L’OCST ritiene sia necessario rafforzare gli strumenti di tutela per i lavoratori colpiti dai licenziamenti di natura collettiva. Le misure dovrebbero includere: obblighi più stringenti per le imprese, un reale coinvolgimento dei collaboratori che rischiano il loro posto di lavoro, sanzioni in caso di violazione della procedura e maggiore coinvolgimento dei sindacati e delle istituzioni cantonali nella ricerca di soluzioni alternative.
Il settore farmaceutico regge, l’industria ticinese no
In risposta al comunicato di BPM, Farma Industria Ticino ha dichiarato che la chiusura dell’azienda di Bioggio non riflette una crisi del settore farmaceutico nel Cantone. Anzi, il settore si mantiene solido e competitivo a livello internazionale, nonostante le sfide congiunturali.
Questa distinzione è fondamentale per evitare facili allarmismi: non siamo di fronte a una crisi generalizzata del comparto farmaceutico. Tuttavia, il caso di BPM è sintomatico di una tendenza più ampia di arretramento industriale in Ticino, un fenomeno che va oltre il settore farmaceutico e che merita un’attenta analisi e strategie concrete per rilanciare il tessuto produttivo locale.
La Bioggio Pharma Manufacture SA chiude i battenti, ma non è un caso isolato: il fenomeno della delocalizzazione e della crisi del settore industriale in Ticino è un segnale d’allarme. È necessario che il dibattito si sposti dal caso singolo a un’analisi più ampia delle dinamiche economiche regionali. L’industria ticinese sta perdendo terreno e serve una presa di posizione chiara da parte delle istituzioni per evitare il progressivo impoverimento del tessuto produttivo del Cantone.
In questo scenario, diventa urgente avviare un confronto a livello politico ed economico sulle strategie di rilancio industriale in Ticino, affinché si evitino altri dolorosi annunci e si garantisca un futuro solido e sostenibile ai lavoratori e alle loro famiglie.
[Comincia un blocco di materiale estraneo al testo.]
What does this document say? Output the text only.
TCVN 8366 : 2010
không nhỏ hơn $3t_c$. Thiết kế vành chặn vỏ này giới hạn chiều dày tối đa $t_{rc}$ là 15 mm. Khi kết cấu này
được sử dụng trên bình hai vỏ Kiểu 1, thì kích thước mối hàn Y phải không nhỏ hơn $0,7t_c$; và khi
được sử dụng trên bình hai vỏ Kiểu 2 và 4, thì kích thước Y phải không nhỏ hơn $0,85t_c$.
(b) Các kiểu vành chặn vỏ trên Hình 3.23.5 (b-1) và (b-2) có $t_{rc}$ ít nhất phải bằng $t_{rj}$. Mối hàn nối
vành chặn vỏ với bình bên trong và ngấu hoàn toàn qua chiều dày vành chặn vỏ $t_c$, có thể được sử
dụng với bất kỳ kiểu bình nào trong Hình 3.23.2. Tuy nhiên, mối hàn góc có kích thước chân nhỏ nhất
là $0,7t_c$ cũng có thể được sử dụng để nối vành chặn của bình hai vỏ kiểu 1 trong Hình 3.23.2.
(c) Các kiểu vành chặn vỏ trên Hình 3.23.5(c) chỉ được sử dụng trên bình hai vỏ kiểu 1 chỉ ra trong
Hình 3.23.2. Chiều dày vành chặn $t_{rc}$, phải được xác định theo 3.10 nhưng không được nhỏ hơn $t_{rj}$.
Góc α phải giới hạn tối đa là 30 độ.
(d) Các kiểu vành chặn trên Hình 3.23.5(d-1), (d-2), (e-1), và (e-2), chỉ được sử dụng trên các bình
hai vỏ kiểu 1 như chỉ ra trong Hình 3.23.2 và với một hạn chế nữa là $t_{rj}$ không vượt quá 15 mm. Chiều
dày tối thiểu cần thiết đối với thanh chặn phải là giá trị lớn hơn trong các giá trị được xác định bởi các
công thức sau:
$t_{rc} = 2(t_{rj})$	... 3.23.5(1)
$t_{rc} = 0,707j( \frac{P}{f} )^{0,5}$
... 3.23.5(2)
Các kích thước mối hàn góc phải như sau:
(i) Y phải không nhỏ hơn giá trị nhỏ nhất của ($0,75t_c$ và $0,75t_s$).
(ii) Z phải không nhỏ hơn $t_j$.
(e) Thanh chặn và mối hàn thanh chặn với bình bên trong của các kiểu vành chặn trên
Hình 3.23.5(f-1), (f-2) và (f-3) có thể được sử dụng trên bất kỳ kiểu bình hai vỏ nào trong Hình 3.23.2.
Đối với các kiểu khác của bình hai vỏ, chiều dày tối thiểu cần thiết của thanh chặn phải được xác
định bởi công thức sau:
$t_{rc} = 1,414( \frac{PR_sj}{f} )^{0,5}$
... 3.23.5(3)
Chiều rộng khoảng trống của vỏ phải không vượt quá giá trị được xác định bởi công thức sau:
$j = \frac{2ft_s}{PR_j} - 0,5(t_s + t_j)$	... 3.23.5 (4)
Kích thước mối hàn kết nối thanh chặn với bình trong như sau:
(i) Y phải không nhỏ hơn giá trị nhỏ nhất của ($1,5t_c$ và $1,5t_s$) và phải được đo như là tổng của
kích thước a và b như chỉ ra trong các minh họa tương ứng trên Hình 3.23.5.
L’impegno di OCST per una transizione equa
L’OCST prende atto con preoccupazione della chiusura di BPM e si impegna a supportare i dipendenti coinvolti nella ricerca di misure di accompagnamento e ricollocamento adeguate. Il sindacato lavorerà per garantire che i lavoratori ricevano il supporto necessario in questa fase difficile.
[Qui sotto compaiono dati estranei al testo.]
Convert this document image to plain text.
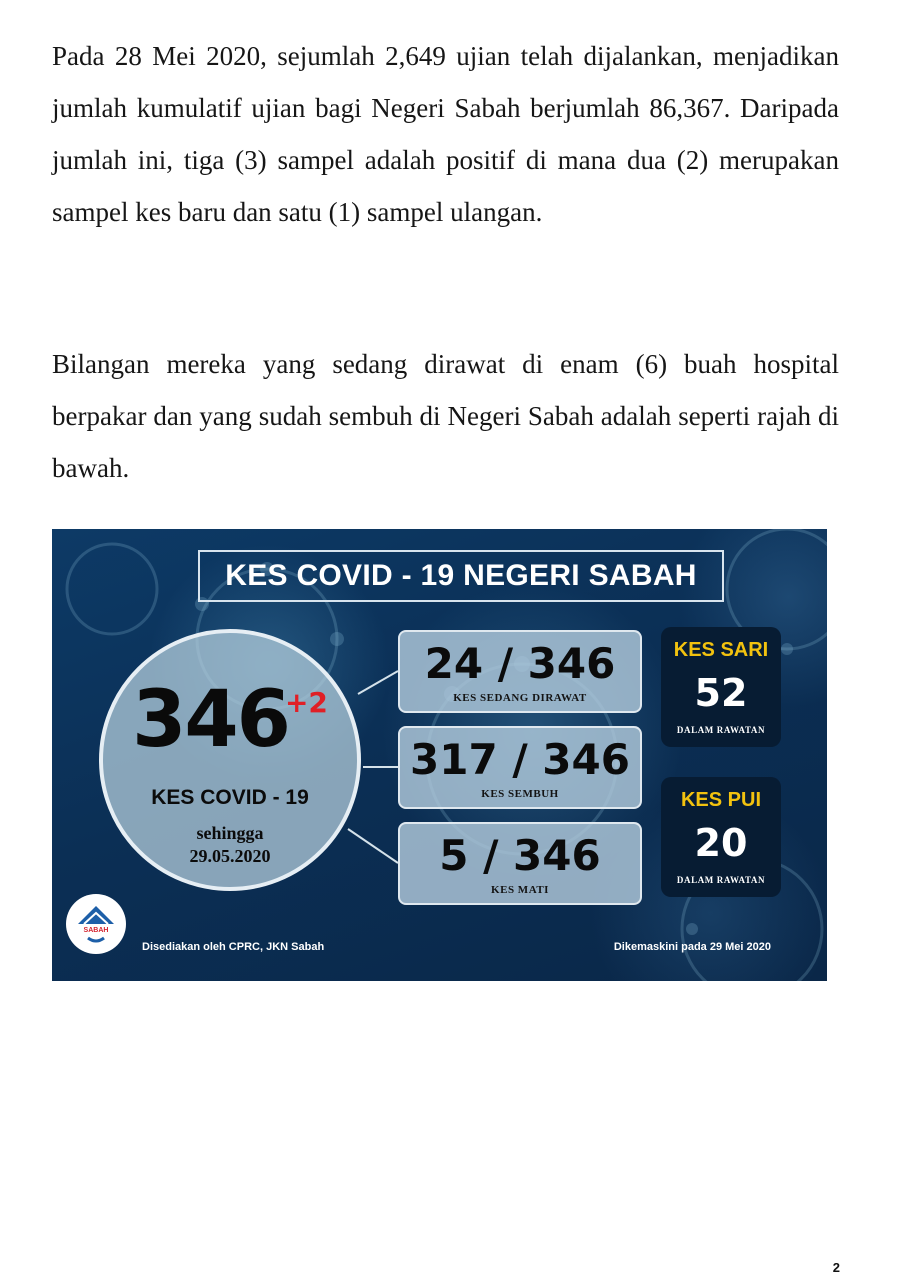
Pada 28 Mei 2020, sejumlah 2,649 ujian telah dijalankan, menjadikan jumlah kumulatif ujian bagi Negeri Sabah berjumlah 86,367. Daripada jumlah ini, tiga (3) sampel adalah positif di mana dua (2) merupakan sampel kes baru dan satu (1) sampel ulangan.

Bilangan mereka yang sedang dirawat di enam (6) buah hospital berpakar dan yang sudah sembuh di Negeri Sabah adalah seperti rajah di bawah.

KES COVID - 19 NEGERI SABAH
$346^{+2}$
KES COVID - 19
sehingga
29.05.2020
24 / 346
KES SEDANG DIRAWAT
317 / 346
KES SEMBUH
5 / 346
KES MATI
KES SARI
52
DALAM RAWATAN
KES PUI
20
DALAM RAWATAN
SABAH
Disediakan oleh CPRC, JKN Sabah	Dikemaskini pada 29 Mei 2020
2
Situazioni come quella di BPM dimostrano quanto sia fondamentale rafforzare il dialogo tra le parti sociali, non solo per gestire al meglio le crisi aziendali, ma anche per prevenire la perdita di posti di lavoro attraverso strategie di riqualificazione e ricollocamento. L’OCST continuerà a battersi per soluzioni concrete, affinché la voce dei lavoratori sia ascoltata e la loro dignità professionale tutelata.